Abbattere l’Iva, passando dal 22% al 10% per incentivare l’acquisto dei preservativi da parte dei giovani. Ovvero ribassare il prezzo del condom al banco per fare in modo che tutti vengano invogliati ad usarlo.

È l’idea che il Movimento 5 Stelle sta discutendo in queste ore, tra gli iscritti al movimento sulla Piattaforma Rousseau. Già trasformata in una proposta di legge, che porta la firma del senatore grillino Gaspare Antonio Marinello, l’iniziativa avrebbe un costo che si aggira intorno ai 50 milioni di euro, se entrasse in vigore dal 2019.

L’idea dell’Iva agevolata sui preservativi, materia che entra per la prima volta tra le priorità di un partito, nasce dai dati: prezzi dei preservativi ancora troppo alti, a fronte di un aumento esponenziale delle infezioni sessualmente trasmesse.

Nella top ten dei mali del millennio legati al sesso non protetto ci sono  candida vaginale, clamidia, herpes genitale, Hiv e Aids, papillomavirus umano, trichomonas vaginalis, pediculosi del pube e la sifilide che si pensava abbattuta da decenni. E i più esposti sono proprio loro, i giovani tra 15 e i 24 anni, che, un po’ perché a scuola e in famiglia nessuno ha insegnato loro come e cosa fare, un po’ per troppa spavalderia, trascurano la prevenzione.  L’emergenza sanitaria invece c’è, perché i giovani, così attenti a preoccuparsi di una eventuale gravidanza indesiderata, trascurano invece l’aspetto più drammatico del sesso libero: la possibilità di contrarre non una ma decine di più o meno gravi patologie.

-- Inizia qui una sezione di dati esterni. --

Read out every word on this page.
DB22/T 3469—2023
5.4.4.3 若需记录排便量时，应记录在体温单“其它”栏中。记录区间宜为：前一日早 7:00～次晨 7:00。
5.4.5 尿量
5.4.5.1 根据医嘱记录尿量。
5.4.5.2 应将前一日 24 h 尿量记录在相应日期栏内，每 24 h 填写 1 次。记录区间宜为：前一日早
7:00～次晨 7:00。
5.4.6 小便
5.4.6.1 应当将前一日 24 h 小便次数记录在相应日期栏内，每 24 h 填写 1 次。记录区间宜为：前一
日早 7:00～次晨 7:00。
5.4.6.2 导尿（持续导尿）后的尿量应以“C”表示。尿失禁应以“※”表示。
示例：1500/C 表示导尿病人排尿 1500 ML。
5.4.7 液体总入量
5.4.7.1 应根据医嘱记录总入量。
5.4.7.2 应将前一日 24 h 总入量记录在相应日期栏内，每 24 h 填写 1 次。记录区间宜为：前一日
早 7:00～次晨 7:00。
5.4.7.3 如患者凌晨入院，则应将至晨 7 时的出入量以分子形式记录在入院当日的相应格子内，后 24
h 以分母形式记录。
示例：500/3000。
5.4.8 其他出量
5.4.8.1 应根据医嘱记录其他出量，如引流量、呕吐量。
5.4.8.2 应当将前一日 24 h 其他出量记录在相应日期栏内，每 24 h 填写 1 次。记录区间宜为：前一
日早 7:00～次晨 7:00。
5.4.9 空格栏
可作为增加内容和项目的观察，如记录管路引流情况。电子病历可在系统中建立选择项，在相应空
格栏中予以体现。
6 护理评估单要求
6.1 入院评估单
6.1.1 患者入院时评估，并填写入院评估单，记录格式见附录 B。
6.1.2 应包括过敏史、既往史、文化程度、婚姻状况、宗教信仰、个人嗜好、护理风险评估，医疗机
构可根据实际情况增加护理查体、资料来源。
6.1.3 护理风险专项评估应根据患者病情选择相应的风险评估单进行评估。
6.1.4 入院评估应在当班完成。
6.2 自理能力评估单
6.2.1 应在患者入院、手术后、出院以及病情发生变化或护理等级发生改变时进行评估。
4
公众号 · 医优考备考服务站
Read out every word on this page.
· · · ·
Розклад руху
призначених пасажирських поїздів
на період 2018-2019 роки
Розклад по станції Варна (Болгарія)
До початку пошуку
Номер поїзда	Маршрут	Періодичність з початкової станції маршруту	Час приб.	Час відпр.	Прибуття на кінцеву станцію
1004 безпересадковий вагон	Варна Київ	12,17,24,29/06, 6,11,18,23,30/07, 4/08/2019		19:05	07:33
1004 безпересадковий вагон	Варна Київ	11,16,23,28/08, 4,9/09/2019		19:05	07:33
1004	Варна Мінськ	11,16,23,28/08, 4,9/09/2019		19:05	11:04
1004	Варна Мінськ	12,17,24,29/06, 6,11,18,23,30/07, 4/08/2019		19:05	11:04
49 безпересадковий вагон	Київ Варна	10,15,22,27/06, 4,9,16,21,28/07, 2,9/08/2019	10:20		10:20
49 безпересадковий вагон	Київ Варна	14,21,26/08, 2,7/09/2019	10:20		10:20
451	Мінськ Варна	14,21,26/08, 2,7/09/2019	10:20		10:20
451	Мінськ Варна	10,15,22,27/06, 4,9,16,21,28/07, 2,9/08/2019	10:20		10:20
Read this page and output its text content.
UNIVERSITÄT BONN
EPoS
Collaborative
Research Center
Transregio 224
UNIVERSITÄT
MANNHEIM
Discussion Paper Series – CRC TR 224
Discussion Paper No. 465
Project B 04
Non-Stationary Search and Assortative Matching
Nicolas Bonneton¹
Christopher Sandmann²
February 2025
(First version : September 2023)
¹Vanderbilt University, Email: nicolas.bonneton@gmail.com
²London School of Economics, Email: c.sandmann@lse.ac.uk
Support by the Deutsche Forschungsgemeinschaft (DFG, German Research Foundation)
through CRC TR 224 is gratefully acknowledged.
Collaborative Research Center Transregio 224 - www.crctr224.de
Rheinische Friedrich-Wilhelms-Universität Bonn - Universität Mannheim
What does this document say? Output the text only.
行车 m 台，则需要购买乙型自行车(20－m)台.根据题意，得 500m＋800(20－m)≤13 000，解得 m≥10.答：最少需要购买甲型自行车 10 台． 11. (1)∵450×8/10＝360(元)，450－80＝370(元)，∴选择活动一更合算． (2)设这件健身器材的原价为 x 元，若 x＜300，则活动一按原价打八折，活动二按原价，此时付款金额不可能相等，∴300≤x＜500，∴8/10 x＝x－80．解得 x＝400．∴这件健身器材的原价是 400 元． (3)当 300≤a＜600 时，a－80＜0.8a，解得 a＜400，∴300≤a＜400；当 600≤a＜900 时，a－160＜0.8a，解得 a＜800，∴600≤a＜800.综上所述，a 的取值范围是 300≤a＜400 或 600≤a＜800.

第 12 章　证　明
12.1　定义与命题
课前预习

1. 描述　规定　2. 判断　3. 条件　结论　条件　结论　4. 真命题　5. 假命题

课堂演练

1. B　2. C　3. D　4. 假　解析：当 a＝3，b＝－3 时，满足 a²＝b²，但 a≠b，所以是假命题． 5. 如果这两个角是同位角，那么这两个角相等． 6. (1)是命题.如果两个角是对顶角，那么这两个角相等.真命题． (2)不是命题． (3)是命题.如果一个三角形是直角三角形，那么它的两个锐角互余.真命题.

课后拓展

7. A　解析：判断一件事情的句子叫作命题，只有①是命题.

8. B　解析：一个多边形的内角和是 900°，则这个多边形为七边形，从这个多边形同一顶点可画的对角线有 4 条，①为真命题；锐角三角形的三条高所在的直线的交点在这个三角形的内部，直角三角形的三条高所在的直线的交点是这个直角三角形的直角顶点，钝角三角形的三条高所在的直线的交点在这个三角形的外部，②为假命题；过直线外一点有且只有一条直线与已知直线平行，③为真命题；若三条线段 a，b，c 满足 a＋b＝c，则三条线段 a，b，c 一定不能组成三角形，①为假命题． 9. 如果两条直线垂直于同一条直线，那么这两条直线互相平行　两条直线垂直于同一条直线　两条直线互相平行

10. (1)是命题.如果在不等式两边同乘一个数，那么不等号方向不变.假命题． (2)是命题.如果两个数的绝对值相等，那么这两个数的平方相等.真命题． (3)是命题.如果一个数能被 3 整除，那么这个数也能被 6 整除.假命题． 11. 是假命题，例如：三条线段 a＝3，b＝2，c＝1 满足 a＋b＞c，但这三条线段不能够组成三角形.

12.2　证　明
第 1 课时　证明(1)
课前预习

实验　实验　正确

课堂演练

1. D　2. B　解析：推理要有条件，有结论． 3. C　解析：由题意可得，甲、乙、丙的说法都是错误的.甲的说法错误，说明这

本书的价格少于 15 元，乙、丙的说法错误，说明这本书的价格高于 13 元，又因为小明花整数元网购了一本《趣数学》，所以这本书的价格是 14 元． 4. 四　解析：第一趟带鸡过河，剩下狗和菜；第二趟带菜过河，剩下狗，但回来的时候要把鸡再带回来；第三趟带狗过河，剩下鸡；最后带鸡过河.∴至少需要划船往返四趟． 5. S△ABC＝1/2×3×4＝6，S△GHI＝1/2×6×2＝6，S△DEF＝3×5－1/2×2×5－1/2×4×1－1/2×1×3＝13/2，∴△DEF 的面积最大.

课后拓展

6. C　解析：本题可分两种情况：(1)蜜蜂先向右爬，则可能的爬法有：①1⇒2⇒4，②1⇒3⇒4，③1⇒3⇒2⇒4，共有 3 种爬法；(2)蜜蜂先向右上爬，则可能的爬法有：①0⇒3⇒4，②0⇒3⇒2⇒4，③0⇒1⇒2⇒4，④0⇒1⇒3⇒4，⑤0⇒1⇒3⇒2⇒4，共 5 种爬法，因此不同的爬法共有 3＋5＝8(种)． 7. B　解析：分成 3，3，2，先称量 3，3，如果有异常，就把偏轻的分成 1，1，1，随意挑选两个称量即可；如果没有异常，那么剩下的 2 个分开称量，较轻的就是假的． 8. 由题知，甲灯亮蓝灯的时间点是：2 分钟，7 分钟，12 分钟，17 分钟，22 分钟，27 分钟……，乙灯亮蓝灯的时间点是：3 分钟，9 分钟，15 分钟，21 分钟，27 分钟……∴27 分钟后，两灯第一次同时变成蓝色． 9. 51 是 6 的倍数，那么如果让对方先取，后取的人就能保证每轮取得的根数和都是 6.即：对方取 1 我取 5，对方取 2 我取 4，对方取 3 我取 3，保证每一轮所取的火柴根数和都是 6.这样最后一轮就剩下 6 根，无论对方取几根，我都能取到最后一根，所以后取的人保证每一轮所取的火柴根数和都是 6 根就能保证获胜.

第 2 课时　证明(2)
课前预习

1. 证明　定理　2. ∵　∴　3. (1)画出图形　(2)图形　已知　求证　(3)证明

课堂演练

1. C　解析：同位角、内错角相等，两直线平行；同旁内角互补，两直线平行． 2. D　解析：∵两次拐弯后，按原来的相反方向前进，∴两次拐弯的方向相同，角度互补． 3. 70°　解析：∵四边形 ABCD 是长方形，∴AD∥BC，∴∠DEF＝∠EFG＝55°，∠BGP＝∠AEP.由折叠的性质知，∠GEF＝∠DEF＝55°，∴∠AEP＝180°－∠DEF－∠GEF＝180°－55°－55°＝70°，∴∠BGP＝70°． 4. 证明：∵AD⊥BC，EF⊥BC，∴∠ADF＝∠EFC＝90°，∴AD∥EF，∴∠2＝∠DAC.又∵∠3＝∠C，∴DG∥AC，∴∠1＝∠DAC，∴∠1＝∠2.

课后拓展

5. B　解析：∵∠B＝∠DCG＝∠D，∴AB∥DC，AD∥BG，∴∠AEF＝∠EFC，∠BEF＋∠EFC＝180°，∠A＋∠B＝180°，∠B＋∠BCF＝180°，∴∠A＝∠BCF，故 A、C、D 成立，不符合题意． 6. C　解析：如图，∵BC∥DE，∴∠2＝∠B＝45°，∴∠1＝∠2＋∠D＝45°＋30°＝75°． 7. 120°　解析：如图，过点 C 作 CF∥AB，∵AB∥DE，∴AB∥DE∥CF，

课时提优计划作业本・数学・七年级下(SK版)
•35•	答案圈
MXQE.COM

E così confondono contraccezione e prevenzione, effetti della pillola e del preservativo (un errore che commettono 18 ragazzi su 100), buttando tutto nel calderone dei “rischi”. Basterebbe invece bombardarli con un messaggio chiave di poche parole: un solo preservativo, correttamente utilizzato, protegge da tutto, malattie e  bebè che arrivano al momento sbagliato.

Ma forse, per rilanciare il messaggio, non basterà ridurre l’va, nemmeno la si potesse azzerare.